Recall that a causal effect is defined as the difference between two potential outcomes. In this case, there are multiple causal effects because there are more than two potential outcomes. One is the causal effect of the drug on Joe when Mary receives treatment and is calculated, $130 - 140$. Another is the causal effect on Joe when Mary does not receive treatment and is calculated $120 - 125$. The third is the causal effect of Mary's treatment on Joe when Joe is not treated. This is calculated as $140 - 125$. The treatment Mary receives has a greater causal effect on Joe than the treatment which Joe received has on Joe, and it is in the opposite direction.

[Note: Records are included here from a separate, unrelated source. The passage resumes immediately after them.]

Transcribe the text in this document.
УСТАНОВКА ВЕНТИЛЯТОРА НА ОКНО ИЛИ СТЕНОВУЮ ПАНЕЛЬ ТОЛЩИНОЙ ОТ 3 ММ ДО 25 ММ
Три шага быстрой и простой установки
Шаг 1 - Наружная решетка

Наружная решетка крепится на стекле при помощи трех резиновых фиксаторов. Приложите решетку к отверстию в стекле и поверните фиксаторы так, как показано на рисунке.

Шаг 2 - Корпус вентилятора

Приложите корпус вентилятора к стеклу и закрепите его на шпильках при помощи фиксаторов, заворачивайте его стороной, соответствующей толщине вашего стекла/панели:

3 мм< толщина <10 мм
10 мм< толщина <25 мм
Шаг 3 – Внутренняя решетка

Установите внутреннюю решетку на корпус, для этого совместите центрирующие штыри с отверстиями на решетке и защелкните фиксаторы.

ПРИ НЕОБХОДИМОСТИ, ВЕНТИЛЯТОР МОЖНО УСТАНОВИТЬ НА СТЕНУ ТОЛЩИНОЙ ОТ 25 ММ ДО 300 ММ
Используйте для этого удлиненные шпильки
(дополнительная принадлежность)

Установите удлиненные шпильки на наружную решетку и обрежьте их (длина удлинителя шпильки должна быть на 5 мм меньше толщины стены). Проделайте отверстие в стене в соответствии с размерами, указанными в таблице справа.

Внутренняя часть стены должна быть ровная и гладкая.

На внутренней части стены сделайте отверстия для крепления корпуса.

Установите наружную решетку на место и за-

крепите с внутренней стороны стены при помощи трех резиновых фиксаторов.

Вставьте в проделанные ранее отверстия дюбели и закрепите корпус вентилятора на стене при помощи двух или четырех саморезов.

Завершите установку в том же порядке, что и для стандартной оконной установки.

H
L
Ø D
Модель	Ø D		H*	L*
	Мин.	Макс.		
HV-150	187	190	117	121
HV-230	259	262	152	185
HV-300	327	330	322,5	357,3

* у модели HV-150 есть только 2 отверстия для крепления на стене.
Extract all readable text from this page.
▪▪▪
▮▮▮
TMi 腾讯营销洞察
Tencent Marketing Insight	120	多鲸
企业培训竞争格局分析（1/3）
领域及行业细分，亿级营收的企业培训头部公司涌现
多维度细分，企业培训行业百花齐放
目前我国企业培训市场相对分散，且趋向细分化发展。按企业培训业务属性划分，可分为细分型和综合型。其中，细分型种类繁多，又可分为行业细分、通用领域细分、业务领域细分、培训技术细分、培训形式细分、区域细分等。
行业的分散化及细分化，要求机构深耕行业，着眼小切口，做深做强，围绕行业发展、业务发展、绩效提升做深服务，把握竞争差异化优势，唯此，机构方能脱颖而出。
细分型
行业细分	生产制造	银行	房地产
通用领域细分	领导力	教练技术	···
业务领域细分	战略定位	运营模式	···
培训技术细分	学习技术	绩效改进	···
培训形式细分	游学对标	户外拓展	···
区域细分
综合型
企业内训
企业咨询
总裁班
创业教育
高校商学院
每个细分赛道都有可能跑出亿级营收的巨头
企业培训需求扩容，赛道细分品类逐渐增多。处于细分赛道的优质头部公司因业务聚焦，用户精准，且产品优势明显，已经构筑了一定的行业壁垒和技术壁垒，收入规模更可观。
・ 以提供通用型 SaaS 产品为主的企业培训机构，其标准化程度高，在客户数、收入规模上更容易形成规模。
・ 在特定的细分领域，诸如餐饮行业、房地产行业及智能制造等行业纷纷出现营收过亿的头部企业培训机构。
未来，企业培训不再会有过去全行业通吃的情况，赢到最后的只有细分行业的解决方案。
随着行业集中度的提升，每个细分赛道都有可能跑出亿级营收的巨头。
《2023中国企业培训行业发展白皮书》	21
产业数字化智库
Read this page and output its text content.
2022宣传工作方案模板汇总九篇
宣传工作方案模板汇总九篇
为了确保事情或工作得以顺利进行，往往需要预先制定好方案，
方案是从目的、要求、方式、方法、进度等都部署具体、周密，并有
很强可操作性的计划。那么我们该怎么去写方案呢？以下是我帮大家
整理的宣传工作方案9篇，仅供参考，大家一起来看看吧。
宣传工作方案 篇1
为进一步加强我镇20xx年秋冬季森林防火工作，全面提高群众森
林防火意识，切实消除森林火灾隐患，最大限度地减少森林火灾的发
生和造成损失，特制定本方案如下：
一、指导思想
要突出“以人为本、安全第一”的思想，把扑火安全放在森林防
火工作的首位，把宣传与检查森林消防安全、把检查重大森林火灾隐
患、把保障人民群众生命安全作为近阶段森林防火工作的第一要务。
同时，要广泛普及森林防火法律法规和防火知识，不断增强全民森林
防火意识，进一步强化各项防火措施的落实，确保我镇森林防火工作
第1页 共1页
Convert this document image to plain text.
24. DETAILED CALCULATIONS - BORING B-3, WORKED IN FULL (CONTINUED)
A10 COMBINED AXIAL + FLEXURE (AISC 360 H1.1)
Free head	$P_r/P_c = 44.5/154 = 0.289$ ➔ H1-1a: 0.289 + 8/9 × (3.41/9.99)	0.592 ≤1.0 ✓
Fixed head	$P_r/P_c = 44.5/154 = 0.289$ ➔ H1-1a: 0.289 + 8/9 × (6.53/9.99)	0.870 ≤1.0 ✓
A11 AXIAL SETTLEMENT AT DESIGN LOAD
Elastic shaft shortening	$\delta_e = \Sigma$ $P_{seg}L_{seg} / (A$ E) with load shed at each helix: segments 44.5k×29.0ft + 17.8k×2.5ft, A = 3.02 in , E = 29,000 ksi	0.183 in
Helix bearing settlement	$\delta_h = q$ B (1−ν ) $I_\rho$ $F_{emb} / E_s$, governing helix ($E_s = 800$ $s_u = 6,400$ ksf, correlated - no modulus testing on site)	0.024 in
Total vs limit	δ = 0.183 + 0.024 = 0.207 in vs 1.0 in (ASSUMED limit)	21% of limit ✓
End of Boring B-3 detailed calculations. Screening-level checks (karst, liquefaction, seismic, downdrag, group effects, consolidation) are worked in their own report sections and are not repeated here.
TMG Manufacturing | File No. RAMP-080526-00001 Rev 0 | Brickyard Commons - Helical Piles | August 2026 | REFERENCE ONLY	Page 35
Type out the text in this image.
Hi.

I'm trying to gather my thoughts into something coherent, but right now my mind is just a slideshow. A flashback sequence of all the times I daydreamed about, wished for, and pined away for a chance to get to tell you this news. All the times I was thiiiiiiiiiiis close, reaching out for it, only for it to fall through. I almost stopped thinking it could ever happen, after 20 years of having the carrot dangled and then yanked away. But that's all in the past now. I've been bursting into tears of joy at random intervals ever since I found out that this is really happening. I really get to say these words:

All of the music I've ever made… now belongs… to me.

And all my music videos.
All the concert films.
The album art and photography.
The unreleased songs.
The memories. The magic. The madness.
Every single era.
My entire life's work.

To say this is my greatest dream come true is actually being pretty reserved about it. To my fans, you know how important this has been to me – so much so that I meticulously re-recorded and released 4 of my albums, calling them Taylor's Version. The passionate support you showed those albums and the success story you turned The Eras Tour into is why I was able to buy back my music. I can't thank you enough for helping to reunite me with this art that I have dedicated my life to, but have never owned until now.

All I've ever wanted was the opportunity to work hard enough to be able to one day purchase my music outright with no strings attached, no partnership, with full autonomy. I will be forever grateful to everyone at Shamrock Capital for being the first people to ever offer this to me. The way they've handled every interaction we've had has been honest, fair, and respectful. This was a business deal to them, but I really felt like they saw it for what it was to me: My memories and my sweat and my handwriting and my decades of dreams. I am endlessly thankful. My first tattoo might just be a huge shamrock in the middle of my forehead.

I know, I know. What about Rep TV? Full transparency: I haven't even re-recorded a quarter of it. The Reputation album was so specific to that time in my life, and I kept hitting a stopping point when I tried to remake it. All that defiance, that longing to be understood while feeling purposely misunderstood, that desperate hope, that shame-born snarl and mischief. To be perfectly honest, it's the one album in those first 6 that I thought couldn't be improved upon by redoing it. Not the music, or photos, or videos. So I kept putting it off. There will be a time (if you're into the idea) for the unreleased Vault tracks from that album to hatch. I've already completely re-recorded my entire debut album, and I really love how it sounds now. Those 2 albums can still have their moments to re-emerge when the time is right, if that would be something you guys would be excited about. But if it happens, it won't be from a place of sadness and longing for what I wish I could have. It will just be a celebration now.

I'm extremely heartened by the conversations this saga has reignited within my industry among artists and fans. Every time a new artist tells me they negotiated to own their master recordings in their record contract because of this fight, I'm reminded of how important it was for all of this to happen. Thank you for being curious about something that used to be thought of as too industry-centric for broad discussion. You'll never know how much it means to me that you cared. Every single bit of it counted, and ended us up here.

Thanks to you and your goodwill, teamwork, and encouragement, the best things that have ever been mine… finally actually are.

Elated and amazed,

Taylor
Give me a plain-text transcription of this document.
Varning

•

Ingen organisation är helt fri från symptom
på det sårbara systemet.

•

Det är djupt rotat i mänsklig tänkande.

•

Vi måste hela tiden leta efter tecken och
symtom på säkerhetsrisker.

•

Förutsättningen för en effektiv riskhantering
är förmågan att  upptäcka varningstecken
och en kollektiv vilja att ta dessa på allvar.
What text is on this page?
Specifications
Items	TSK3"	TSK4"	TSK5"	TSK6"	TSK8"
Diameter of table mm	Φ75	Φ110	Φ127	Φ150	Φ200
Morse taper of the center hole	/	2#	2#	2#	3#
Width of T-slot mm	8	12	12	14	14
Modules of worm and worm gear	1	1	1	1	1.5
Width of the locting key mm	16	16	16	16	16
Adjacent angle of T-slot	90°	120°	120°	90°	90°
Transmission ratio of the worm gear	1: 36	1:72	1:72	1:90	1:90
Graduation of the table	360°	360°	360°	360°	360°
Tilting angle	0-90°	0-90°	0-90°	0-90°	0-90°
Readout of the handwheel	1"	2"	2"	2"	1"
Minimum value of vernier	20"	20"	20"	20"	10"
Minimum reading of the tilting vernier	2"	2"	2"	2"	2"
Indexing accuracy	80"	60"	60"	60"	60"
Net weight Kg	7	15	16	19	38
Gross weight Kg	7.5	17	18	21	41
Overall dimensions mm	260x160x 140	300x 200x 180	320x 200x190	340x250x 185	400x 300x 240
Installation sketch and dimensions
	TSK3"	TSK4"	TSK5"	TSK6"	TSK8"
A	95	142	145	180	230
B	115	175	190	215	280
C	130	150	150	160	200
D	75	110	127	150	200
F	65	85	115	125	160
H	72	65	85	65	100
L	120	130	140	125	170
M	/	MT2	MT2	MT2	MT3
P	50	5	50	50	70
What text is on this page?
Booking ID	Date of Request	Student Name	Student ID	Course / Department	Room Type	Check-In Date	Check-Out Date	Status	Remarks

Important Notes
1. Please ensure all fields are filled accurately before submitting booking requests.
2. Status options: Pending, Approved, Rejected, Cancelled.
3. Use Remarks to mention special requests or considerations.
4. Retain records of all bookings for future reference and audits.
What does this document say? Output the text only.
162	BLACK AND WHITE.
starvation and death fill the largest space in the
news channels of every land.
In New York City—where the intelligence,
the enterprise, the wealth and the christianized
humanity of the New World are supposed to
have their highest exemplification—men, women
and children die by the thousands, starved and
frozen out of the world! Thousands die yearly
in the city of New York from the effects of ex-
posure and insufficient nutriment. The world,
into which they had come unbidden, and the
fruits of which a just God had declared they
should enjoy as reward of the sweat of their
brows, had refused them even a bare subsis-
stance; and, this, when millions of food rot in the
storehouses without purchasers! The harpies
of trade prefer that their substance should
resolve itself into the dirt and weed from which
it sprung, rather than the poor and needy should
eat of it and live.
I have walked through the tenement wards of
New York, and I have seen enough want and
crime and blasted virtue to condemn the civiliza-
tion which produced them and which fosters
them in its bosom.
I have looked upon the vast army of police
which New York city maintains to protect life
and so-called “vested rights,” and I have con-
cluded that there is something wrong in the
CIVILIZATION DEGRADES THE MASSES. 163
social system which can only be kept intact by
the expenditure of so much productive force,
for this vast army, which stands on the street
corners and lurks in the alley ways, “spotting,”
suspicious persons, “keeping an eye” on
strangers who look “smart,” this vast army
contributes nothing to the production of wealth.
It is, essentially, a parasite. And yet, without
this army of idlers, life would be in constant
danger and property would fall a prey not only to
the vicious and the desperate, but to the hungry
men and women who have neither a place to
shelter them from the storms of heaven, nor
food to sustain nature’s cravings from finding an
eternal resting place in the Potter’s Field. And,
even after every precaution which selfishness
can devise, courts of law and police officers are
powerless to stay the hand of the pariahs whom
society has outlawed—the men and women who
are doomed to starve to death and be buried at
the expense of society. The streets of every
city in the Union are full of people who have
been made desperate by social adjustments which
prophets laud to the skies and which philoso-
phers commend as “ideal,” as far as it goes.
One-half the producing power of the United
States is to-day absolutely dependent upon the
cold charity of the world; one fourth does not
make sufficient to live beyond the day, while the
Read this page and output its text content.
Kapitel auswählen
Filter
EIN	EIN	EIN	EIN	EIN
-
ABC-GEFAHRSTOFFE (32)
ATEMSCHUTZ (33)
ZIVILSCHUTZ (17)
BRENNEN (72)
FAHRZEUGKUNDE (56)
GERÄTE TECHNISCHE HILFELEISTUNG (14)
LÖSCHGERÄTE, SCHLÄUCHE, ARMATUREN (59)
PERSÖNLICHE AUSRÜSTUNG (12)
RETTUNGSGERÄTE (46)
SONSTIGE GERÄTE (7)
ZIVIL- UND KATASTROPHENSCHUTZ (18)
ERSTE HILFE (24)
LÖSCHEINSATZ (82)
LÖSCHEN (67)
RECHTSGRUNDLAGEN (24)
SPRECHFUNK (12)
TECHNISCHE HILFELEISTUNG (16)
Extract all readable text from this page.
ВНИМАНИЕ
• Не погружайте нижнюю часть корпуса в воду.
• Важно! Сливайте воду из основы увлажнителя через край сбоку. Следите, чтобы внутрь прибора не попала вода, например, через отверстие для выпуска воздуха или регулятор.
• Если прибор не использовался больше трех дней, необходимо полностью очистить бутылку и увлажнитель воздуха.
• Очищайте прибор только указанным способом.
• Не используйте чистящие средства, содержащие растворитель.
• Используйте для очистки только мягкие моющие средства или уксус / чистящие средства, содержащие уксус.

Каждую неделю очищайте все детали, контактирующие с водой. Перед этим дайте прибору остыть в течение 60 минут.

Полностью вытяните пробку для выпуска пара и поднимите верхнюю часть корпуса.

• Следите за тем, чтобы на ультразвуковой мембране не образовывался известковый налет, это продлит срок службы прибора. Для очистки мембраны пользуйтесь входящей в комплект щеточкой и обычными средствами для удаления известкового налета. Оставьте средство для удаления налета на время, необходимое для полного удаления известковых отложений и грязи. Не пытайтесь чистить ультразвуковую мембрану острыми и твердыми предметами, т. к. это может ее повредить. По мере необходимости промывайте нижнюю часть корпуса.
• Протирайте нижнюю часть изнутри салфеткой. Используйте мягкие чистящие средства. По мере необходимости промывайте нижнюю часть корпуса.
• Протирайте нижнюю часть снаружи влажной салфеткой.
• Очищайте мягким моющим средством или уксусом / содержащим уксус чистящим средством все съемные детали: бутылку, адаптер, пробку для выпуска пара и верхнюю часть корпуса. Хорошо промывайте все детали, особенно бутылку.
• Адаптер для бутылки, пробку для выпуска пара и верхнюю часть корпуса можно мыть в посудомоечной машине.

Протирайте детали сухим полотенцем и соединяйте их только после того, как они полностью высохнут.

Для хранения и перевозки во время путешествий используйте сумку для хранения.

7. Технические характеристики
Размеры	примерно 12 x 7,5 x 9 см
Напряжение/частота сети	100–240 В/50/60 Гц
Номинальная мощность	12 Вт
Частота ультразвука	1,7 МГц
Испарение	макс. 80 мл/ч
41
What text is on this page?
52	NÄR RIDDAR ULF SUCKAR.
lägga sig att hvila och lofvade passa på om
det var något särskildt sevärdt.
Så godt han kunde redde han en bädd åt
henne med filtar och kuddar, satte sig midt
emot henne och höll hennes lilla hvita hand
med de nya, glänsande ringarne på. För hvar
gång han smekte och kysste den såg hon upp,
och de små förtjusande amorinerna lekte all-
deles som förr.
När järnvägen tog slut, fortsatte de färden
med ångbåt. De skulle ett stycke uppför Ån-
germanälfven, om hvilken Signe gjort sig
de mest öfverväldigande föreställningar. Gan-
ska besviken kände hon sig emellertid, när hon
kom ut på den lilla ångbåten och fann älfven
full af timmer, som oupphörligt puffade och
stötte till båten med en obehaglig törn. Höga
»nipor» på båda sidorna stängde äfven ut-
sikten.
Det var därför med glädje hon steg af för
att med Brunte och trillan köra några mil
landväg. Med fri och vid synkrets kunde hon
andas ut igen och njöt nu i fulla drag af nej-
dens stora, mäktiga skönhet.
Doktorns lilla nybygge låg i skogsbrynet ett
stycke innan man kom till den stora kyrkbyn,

By considering more potential outcomes in this way, we can cause SUTVA to hold. However, if any units other than Joe are dependent on Mary, then we must consider further potential outcomes. The greater the number of dependent units, the more potential outcomes we must consider and the more complex the calculations become (consider an experiment with 20 different people, each of whose treatment status can effect outcomes for every one else). In order to (easily) estimate the causal effect of a single treatment relative to a control, SUTVA should hold.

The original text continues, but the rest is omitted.